De Topconsortia voor Kennis en Innovatie (TKI’s) zorgen voor synergie en samenhang van onderzoeks- en innovatieactiviteiten op economische en maatschappelijke speerpunten en zorgen voor meer strategische samenwerking tussen bedrijven, kennisinstellingen en de overheid. De toeslag wordt ingezet op publiek-private samenwerkingsprojecten, netwerkactiviteiten of innovatie-adviesdiensten die passen binnen het PPS-programma voor onderzoek dat door kennisinstellingen en bedrijven in een topsector is opgesteld. De toeslag leidt tot meer publiek-private samenwerking (PPS) en tot een hogere private bijdrage van het bedrijfsleven aan onderzoek en de publieke kennisinfrastructuur. De door dit kabinet gestelde doelstelling was dat publieke en private partijen in 2015 voor tenminste € 500 miljoen in TKI’s participeren, waarvan tenminste 40% door het bedrijfsleven wordt gefinancierd. Deze doelstelling is in de begroting 2016 bijgesteld naar € 800 miljoen. De Rijksdienst voor Ondernemend Nederland (RVO.nl) schat de omvang van de grondslagprojecten van de PPS-programma's van de TKI’s in 2015 op € 1.020 miljoen. Hiervan is 48% door het bedrijfsleven gefinancierd. De initiële kabinetsdoelstelling is dus nu tweemaal overtroffen. Concreet betekent dit dat het bedrijfsleven bijna € 500 miljoen investeert in publiek onderzoek ten behoeve van de topsectoren. Hiermee is het bedrijfsleven een belangrijke financier van de publieke kennisbasis in Nederland. Zoals blijkt uit het recent verschenen Global Competitiveness Report van het World Economic Forum loopt Nederland op het gebied van samenwerking tussen kennisinstellingen en bedrijven voorop.2

In deze brief wordt ingegaan op de belangrijkste bevindingen van de tussentijdse evaluatie. Tevens bespreek ik de door de onderzoekers genoteerde aandachtspunten en de maatregelen die het Kabinet naar aanleiding van deze evaluatie wil nemen. In de bijlage treft u een gedetailleerder overzicht van de 9 aanbevelingen van de onderzoekers en een reactie op deze aanbevelingen.

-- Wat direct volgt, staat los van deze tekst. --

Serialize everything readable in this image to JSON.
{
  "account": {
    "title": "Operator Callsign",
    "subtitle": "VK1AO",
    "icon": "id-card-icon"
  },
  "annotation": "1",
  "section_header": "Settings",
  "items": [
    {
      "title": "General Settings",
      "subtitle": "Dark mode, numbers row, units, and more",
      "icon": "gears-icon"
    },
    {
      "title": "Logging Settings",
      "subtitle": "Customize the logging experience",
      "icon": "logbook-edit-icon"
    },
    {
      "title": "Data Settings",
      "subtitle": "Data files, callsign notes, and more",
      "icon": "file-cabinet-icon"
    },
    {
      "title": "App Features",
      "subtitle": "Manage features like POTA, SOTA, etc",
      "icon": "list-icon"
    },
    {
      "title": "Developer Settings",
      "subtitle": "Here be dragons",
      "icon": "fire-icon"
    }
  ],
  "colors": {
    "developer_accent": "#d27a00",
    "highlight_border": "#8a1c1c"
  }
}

1. Belangrijkste bevindingen uit het evaluatierapport

Dialogic heeft gebruik gemaakt van een combinatie van deskstudies, een uitvoerige netwerkanalyse, een online survey, een portfolio-analyse van PPS-projecten die van de TKI-toeslagregeling gebruikmaken en (diepte) interviews met betrokkenen bij TKI’s, kennisinstellingen, bedrijven en overheden. Hoofdconclusie is dat de TKI-toeslagregeling doet wat hij beoogt. De regeling blijkt een effectieve manier om PPS-projecten te stimuleren op belangrijke technologiegebieden. De regeling leidt tot een bestendiging van PPS-netwerken en uitbreiding met nieuwe (mkb-)spelers. De onderzoekers achten het aannemelijk dat de TKI-toeslag de privaat-publieke samenwerking binnen de programma’s van de TKI’s stimuleert door een impuls te geven aan de private bijdragen aan deze programma’s en bevelen om die reden aan de regeling te verlengen.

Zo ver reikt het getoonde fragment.